Sorted confirms the current average fee for balanced funds is 1.26 percent (based on a $10,000 account balance over 12 months). Combined fees for default provider 'balanced' funds from December 1, 2021 are as follows (actual fees charged depend on account balance).
Default provider fees for balanced funds (% of account balance):
- BNZ: 0.35 percent.
- Booster: 0.35 percent.
- Kiwi Wealth: 0.37 percent.
- Simplicity: 0.30 percent.
- Smartshares: 0.20 percent.
- Westpac: 0.40 percent.
Source: Commission for Financial Capability.
Clive Fernandes suggests weighing up fees charged against the level of service provided. Examples of good service are access to personal advice, an experienced investment team and regular communication.
4. Make an active choice
The final step is to contact your chosen provider to make an active choice. To avoid being switched to a different default KiwiSaver provider, a decision needs to be made by November 30.

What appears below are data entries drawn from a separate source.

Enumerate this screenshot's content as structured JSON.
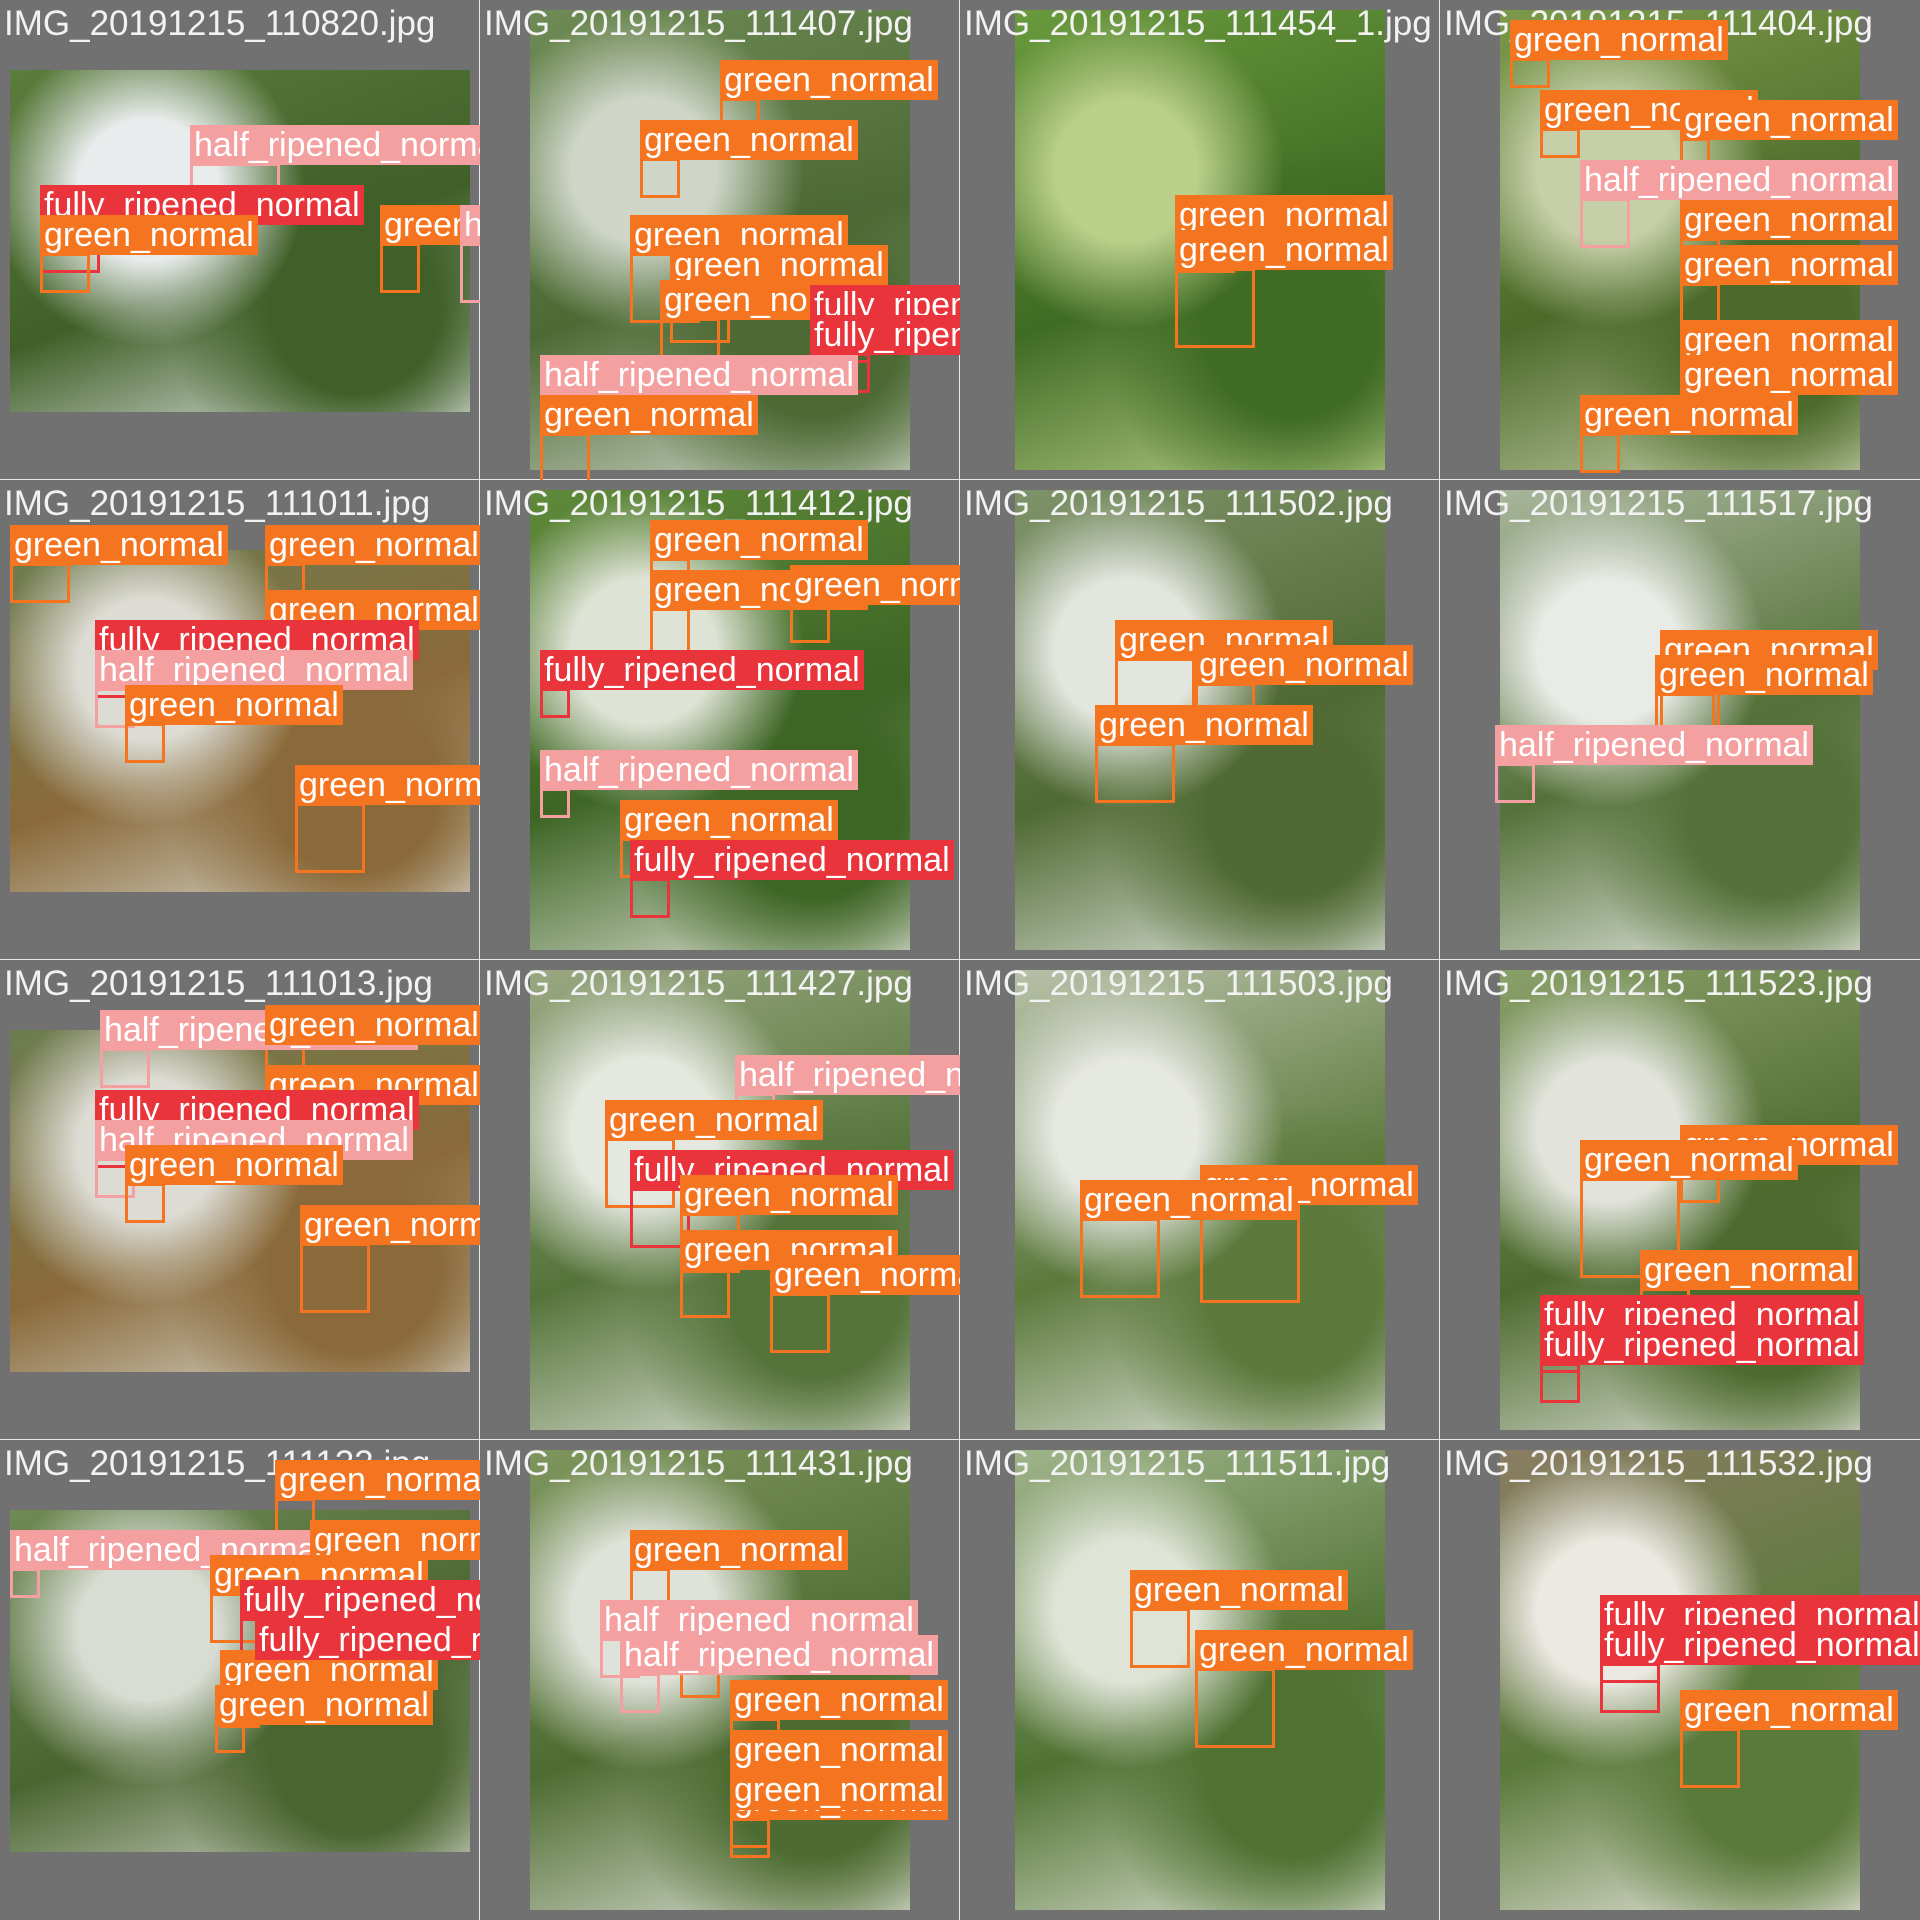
{
  "colors": {
    "grid_background": "#727272",
    "green_normal": "#F47420",
    "half_ripened_normal": "#F4A0A0",
    "fully_ripened_normal": "#E8343A",
    "title_text": "#F2F2F2"
  },
  "cells": [
    {
      "title": "IMG_20191215_110820.jpg",
      "palette": [
        "#5b7d3c",
        "#e9ecec",
        "#3f6028"
      ],
      "labels": [
        {
          "text": "half_ripened_normal",
          "cls": "half_ripened_normal"
        },
        {
          "text": "fully_ripened_normal",
          "cls": "fully_ripened_normal"
        },
        {
          "text": "green_normal",
          "cls": "green_normal"
        },
        {
          "text": "green_normal",
          "cls": "green_normal"
        },
        {
          "text": "half_ripened_normal",
          "cls": "half_ripened_normal"
        }
      ]
    },
    {
      "title": "IMG_20191215_111407.jpg",
      "palette": [
        "#6f8b55",
        "#cfd6c8",
        "#4d6a35"
      ],
      "labels": [
        {
          "text": "green_normal",
          "cls": "green_normal"
        },
        {
          "text": "green_normal",
          "cls": "green_normal"
        },
        {
          "text": "green_normal",
          "cls": "green_normal"
        },
        {
          "text": "green_normal",
          "cls": "green_normal"
        },
        {
          "text": "green_normal",
          "cls": "green_normal"
        },
        {
          "text": "fully_ripened_normal",
          "cls": "fully_ripened_normal"
        },
        {
          "text": "fully_ripened_normal",
          "cls": "fully_ripened_normal"
        },
        {
          "text": "half_ripened_normal",
          "cls": "half_ripened_normal"
        },
        {
          "text": "green_normal",
          "cls": "green_normal"
        }
      ]
    },
    {
      "title": "IMG_20191215_111454_1.jpg",
      "palette": [
        "#6a9a3d",
        "#b9cf8a",
        "#3f6b23"
      ],
      "labels": [
        {
          "text": "green_normal",
          "cls": "green_normal"
        },
        {
          "text": "green_normal",
          "cls": "green_normal"
        }
      ]
    },
    {
      "title": "IMG_20191215_111404.jpg",
      "palette": [
        "#7c9a4a",
        "#c6cfa8",
        "#4c6b2a"
      ],
      "labels": [
        {
          "text": "green_normal",
          "cls": "green_normal"
        },
        {
          "text": "green_normal",
          "cls": "green_normal"
        },
        {
          "text": "green_normal",
          "cls": "green_normal"
        },
        {
          "text": "half_ripened_normal",
          "cls": "half_ripened_normal"
        },
        {
          "text": "green_normal",
          "cls": "green_normal"
        },
        {
          "text": "green_normal",
          "cls": "green_normal"
        },
        {
          "text": "green_normal",
          "cls": "green_normal"
        },
        {
          "text": "green_normal",
          "cls": "green_normal"
        },
        {
          "text": "green_normal",
          "cls": "green_normal"
        }
      ]
    },
    {
      "title": "IMG_20191215_111011.jpg",
      "palette": [
        "#6c7d50",
        "#dcdcd4",
        "#8a6a3a"
      ],
      "labels": [
        {
          "text": "green_normal",
          "cls": "green_normal"
        },
        {
          "text": "green_normal",
          "cls": "green_normal"
        },
        {
          "text": "green_normal",
          "cls": "green_normal"
        },
        {
          "text": "fully_ripened_normal",
          "cls": "fully_ripened_normal"
        },
        {
          "text": "half_ripened_normal",
          "cls": "half_ripened_normal"
        },
        {
          "text": "green_normal",
          "cls": "green_normal"
        },
        {
          "text": "green_normal",
          "cls": "green_normal"
        }
      ]
    },
    {
      "title": "IMG_20191215_111412.jpg",
      "palette": [
        "#5f8a3a",
        "#dfe3d5",
        "#3d6524"
      ],
      "labels": [
        {
          "text": "green_normal",
          "cls": "green_normal"
        },
        {
          "text": "green_normal",
          "cls": "green_normal"
        },
        {
          "text": "green_normal",
          "cls": "green_normal"
        },
        {
          "text": "half_ripened_normal",
          "cls": "half_ripened_normal"
        },
        {
          "text": "fully_ripened_normal",
          "cls": "fully_ripened_normal"
        },
        {
          "text": "half_ripened_normal",
          "cls": "half_ripened_normal"
        },
        {
          "text": "green_normal",
          "cls": "green_normal"
        },
        {
          "text": "fully_ripened_normal",
          "cls": "fully_ripened_normal"
        }
      ]
    },
    {
      "title": "IMG_20191215_111502.jpg",
      "palette": [
        "#7f936a",
        "#e3e6df",
        "#4f6a33"
      ],
      "labels": [
        {
          "text": "green_normal",
          "cls": "green_normal"
        },
        {
          "text": "green_normal",
          "cls": "green_normal"
        },
        {
          "text": "green_normal",
          "cls": "green_normal"
        }
      ]
    },
    {
      "title": "IMG_20191215_111517.jpg",
      "palette": [
        "#a8b59a",
        "#e9ebe6",
        "#55723a"
      ],
      "labels": [
        {
          "text": "green_normal",
          "cls": "green_normal"
        },
        {
          "text": "green_normal",
          "cls": "green_normal"
        },
        {
          "text": "half_ripened_normal",
          "cls": "half_ripened_normal"
        }
      ]
    },
    {
      "title": "IMG_20191215_111013.jpg",
      "palette": [
        "#6c7d50",
        "#dcdcd4",
        "#8a6a3a"
      ],
      "labels": [
        {
          "text": "half_ripened_normal",
          "cls": "half_ripened_normal"
        },
        {
          "text": "green_normal",
          "cls": "green_normal"
        },
        {
          "text": "green_normal",
          "cls": "green_normal"
        },
        {
          "text": "fully_ripened_normal",
          "cls": "fully_ripened_normal"
        },
        {
          "text": "half_ripened_normal",
          "cls": "half_ripened_normal"
        },
        {
          "text": "green_normal",
          "cls": "green_normal"
        },
        {
          "text": "green_normal",
          "cls": "green_normal"
        }
      ]
    },
    {
      "title": "IMG_20191215_111427.jpg",
      "palette": [
        "#9aa882",
        "#e5e8df",
        "#55743a"
      ],
      "labels": [
        {
          "text": "half_ripened_normal",
          "cls": "half_ripened_normal"
        },
        {
          "text": "green_normal",
          "cls": "green_normal"
        },
        {
          "text": "fully_ripened_normal",
          "cls": "fully_ripened_normal"
        },
        {
          "text": "green_normal",
          "cls": "green_normal"
        },
        {
          "text": "green_normal",
          "cls": "green_normal"
        },
        {
          "text": "green_normal",
          "cls": "green_normal"
        }
      ]
    },
    {
      "title": "IMG_20191215_111503.jpg",
      "palette": [
        "#b8c0a8",
        "#e6e8e2",
        "#5c7a3c"
      ],
      "labels": [
        {
          "text": "green_normal",
          "cls": "green_normal"
        },
        {
          "text": "green_normal",
          "cls": "green_normal"
        }
      ]
    },
    {
      "title": "IMG_20191215_111523.jpg",
      "palette": [
        "#8aa06a",
        "#e2e4dc",
        "#4d6b2e"
      ],
      "labels": [
        {
          "text": "green_normal",
          "cls": "green_normal"
        },
        {
          "text": "green_normal",
          "cls": "green_normal"
        },
        {
          "text": "green_normal",
          "cls": "green_normal"
        },
        {
          "text": "fully_ripened_normal",
          "cls": "fully_ripened_normal"
        },
        {
          "text": "fully_ripened_normal",
          "cls": "fully_ripened_normal"
        }
      ]
    },
    {
      "title": "IMG_20191215_111133.jpg",
      "palette": [
        "#6f8a55",
        "#d8dcd2",
        "#4a6530"
      ],
      "labels": [
        {
          "text": "green_normal",
          "cls": "green_normal"
        },
        {
          "text": "half_ripened_normal",
          "cls": "half_ripened_normal"
        },
        {
          "text": "green_normal",
          "cls": "green_normal"
        },
        {
          "text": "green_normal",
          "cls": "green_normal"
        },
        {
          "text": "fully_ripened_normal",
          "cls": "fully_ripened_normal"
        },
        {
          "text": "green_normal",
          "cls": "green_normal"
        },
        {
          "text": "fully_ripened_normal",
          "cls": "fully_ripened_normal"
        },
        {
          "text": "green_normal",
          "cls": "green_normal"
        }
      ]
    },
    {
      "title": "IMG_20191215_111431.jpg",
      "palette": [
        "#7e965e",
        "#dfe2d8",
        "#4e6c31"
      ],
      "labels": [
        {
          "text": "green_normal",
          "cls": "green_normal"
        },
        {
          "text": "green_normal",
          "cls": "green_normal"
        },
        {
          "text": "half_ripened_normal",
          "cls": "half_ripened_normal"
        },
        {
          "text": "half_ripened_normal",
          "cls": "half_ripened_normal"
        },
        {
          "text": "green_normal",
          "cls": "green_normal"
        },
        {
          "text": "green_normal",
          "cls": "green_normal"
        },
        {
          "text": "green_normal",
          "cls": "green_normal"
        },
        {
          "text": "green_normal",
          "cls": "green_normal"
        }
      ]
    },
    {
      "title": "IMG_20191215_111511.jpg",
      "palette": [
        "#9fb48a",
        "#dfe4d6",
        "#4f7232"
      ],
      "labels": [
        {
          "text": "green_normal",
          "cls": "green_normal"
        },
        {
          "text": "green_normal",
          "cls": "green_normal"
        }
      ]
    },
    {
      "title": "IMG_20191215_111532.jpg",
      "palette": [
        "#8a7d62",
        "#ece9e2",
        "#5a7a3a"
      ],
      "labels": [
        {
          "text": "fully_ripened_normal",
          "cls": "fully_ripened_normal"
        },
        {
          "text": "fully_ripened_normal",
          "cls": "fully_ripened_normal"
        },
        {
          "text": "green_normal",
          "cls": "green_normal"
        }
      ]
    }
  ]
}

If you're in a default fund and want to stay with your existing provider, you can contact them to confirm. If you want to switch providers, you can contact the new provider who will handle the switch.
The FMA confirms members enrolled with the six new default KiwiSaver providers can expect proactive communication and advice given at key milestones, including upon joining. Planned campaigns and activities such as an annual member statement and during periods of high financial uncertainty will help KiwiSaver members make wise investment decisions.